La scheda ufficiale di Il cavaliere del drago saldaPress conferma il taglio editoriale da cartonato oversized, mentre il tema arturiano dialoga con la tradizione del ciclo arturiano, ancora oggi centrale per romanzi, cinema, fumetti e graphic novel.
Emanuele Arioli ed Emiliano Tanzillo tra filologia e fumetto
Il punto forte del progetto è la doppia natura dell’opera. Da un lato c’è la ricerca di Emanuele Arioli, filologo e divulgatore che ha lavorato su frammenti medievali legati alla figura di Segurano. Dall’altro c’è il disegno di Emiliano Tanzillo, incaricato di dare corpo a castelli, creature e battaglie.
Il risultato non è una semplice operazione nostalgia. Il fumetto usa l’immaginario cavalleresco per parlare di potere, eredità e destino, temi che funzionano anche per un pubblico abituato alle serializzazioni giapponesi. Per chi segue l’evoluzione del mercato manga e fumetto, il confronto con titoli in partenza come Fiancee o sutetara e Ninja Royale mostra quanto il pubblico cerchi ancora mondi narrativi riconoscibili e ben costruiti.
La valle senza ritorno amplia la posta in gioco: Morgana è stata sconfitta, ma una nuova minaccia incombe sulla Bretagna. Segurano deve attraversare luoghi leggendari e affrontare prove che mettono in discussione la sua identità di cavaliere.
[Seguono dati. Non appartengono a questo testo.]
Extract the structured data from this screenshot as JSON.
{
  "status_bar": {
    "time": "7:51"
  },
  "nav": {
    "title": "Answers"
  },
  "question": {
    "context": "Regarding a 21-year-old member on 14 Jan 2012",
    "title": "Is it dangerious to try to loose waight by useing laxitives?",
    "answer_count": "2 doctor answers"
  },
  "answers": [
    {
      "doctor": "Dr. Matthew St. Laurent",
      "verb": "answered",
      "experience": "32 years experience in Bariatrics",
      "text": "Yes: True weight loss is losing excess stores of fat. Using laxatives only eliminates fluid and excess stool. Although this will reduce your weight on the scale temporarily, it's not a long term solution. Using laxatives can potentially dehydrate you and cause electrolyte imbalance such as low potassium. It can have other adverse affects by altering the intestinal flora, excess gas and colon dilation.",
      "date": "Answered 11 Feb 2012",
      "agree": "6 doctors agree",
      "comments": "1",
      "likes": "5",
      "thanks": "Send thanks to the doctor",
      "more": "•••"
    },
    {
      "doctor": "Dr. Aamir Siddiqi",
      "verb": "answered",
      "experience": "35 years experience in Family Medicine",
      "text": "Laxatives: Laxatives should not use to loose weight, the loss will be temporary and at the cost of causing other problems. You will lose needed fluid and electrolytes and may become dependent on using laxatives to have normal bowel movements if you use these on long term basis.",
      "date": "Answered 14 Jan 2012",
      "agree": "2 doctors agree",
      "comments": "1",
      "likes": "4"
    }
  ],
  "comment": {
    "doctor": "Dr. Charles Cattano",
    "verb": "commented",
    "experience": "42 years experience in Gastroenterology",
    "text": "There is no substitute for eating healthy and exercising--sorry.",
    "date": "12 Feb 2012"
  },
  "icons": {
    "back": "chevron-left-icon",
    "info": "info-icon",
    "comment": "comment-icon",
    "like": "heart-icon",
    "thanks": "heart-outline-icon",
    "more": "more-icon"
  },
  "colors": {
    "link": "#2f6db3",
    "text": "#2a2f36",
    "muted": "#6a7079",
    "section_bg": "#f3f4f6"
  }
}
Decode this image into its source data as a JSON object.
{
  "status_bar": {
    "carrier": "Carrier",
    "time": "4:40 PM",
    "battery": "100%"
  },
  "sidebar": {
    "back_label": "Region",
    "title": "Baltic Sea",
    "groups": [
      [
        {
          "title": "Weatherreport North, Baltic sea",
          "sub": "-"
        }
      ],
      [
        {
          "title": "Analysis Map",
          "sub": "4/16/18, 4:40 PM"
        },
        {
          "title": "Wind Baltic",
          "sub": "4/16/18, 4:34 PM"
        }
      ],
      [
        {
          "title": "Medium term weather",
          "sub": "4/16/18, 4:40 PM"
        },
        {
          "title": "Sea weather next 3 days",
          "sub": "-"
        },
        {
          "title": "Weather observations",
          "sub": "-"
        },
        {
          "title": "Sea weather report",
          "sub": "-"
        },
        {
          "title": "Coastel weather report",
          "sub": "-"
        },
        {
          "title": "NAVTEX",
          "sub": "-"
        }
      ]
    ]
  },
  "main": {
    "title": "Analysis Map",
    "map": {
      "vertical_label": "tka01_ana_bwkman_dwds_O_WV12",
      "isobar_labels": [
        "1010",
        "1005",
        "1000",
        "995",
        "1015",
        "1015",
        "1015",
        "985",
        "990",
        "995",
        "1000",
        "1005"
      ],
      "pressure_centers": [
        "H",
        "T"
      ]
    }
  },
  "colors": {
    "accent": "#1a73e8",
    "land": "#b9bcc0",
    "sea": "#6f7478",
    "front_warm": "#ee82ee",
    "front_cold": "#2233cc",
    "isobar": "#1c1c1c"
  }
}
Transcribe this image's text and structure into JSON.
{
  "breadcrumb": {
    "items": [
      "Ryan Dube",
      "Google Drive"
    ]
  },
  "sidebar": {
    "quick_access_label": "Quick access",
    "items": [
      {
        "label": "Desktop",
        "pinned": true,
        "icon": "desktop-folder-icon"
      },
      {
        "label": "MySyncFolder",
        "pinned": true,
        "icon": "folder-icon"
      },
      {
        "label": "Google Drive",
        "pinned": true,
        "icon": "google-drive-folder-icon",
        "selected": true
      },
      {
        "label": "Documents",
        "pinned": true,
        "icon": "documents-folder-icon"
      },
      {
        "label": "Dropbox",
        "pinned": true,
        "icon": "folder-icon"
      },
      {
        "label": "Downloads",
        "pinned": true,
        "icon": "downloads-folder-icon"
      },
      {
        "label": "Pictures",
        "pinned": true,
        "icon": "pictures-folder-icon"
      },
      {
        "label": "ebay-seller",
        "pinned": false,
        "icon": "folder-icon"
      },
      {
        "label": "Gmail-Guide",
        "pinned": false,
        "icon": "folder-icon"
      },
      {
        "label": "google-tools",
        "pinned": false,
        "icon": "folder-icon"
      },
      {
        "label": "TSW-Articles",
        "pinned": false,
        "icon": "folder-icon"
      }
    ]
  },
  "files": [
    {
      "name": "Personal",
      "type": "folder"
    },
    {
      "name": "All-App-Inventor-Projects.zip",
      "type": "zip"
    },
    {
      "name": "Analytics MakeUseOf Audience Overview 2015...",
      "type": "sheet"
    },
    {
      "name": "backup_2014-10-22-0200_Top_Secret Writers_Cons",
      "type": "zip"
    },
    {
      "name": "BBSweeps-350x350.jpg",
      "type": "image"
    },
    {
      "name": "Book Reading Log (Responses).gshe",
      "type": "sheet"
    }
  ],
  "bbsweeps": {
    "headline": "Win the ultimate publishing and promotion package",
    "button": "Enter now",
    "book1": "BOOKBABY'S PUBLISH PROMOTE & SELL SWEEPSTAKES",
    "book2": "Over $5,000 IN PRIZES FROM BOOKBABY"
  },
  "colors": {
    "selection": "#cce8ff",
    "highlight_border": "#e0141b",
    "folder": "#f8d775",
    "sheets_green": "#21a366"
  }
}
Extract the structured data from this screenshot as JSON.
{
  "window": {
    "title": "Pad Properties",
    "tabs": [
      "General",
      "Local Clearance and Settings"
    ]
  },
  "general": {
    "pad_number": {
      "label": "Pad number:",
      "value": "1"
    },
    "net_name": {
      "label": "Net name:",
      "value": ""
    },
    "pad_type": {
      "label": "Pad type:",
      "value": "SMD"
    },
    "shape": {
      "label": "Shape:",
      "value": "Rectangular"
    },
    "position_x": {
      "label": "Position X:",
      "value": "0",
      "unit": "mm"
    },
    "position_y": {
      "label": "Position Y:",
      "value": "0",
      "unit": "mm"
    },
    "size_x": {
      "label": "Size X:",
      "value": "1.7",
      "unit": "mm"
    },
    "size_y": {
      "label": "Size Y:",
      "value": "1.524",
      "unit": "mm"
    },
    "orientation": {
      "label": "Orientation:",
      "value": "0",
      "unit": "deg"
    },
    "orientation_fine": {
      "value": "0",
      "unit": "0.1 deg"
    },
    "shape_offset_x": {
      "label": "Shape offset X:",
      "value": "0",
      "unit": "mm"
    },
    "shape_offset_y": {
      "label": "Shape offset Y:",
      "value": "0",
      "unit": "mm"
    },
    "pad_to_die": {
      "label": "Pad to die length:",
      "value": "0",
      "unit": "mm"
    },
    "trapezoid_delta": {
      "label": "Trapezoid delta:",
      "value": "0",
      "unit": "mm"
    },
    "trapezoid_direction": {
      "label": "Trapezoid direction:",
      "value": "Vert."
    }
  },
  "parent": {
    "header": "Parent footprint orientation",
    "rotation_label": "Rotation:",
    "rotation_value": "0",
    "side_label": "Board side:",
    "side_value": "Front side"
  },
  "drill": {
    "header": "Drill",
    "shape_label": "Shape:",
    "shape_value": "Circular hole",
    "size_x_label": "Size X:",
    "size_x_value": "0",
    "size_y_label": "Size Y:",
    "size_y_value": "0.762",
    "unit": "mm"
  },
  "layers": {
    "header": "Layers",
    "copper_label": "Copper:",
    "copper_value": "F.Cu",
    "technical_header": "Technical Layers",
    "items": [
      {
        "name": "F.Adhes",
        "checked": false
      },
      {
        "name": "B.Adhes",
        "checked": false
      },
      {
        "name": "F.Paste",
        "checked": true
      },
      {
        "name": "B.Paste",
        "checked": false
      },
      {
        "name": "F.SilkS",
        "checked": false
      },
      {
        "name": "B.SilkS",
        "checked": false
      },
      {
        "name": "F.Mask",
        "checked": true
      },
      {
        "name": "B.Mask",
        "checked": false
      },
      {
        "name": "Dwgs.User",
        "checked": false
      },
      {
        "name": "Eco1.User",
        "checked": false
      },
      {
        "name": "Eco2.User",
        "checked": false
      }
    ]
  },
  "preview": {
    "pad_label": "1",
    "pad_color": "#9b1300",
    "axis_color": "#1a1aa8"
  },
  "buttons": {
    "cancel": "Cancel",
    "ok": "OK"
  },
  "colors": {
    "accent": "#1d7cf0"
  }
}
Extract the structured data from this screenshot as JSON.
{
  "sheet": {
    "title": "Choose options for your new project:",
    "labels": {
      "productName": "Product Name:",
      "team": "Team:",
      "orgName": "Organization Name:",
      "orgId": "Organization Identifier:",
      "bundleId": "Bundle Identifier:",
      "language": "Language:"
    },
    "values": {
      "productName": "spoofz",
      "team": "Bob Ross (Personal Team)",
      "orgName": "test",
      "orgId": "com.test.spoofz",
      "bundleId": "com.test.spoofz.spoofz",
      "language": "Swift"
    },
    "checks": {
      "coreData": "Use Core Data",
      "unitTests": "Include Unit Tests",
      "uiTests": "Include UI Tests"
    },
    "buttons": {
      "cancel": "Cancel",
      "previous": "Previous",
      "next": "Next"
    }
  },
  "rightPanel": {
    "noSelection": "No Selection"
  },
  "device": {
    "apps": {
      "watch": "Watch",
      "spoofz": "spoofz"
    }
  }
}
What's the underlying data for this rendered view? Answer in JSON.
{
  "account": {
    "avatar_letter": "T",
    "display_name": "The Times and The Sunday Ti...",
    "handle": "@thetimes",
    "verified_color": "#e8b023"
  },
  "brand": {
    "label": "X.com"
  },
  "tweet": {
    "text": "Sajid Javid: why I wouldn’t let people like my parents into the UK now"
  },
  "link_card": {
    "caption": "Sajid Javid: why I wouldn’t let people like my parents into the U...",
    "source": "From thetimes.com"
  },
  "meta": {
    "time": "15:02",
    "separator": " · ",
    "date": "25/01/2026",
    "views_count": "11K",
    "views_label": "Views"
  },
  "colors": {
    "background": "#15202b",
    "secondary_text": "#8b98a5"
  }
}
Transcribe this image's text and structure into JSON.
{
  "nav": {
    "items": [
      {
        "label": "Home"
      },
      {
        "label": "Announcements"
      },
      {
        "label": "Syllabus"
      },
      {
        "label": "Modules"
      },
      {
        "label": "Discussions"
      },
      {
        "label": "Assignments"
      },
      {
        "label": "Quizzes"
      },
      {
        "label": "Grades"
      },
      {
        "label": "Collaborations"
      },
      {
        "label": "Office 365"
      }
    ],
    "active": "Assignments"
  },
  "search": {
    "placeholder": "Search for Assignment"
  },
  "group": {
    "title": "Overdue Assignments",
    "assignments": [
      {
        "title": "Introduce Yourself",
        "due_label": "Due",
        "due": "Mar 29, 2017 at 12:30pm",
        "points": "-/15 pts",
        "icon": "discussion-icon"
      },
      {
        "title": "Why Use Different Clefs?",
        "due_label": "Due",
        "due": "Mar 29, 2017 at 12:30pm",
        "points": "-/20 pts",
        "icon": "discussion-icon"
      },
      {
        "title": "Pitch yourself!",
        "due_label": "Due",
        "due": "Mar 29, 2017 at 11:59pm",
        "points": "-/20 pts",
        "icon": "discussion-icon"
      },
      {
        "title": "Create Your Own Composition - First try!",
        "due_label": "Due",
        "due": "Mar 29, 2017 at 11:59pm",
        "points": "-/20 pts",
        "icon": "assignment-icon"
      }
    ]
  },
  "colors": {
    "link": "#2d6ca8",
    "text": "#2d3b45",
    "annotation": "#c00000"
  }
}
Perché Il cavaliere del drago conta per le graphic novel in Italia

La pubblicazione dei due cartonati segnala un interesse preciso: portare in libreria fumetti europei capaci di parlare sia ai lettori di fantasy sia a chi cerca opere con base storica. Non è un prodotto usa e getta, ma un progetto costruito su fonti, formato curato e continuità narrativa.
In un catalogo dove convivono manga, fumetti occidentali e graphic novel, Il cavaliere del drago può intercettare anche chi segue le uscite editoriali non giapponesi, come le uscite SBE di maggio 2026. Resta da capire se Segurano diventerà una presenza stabile per il pubblico italiano o se resterà una riscoperta preziosa per lettori già vicini al mito arturiano.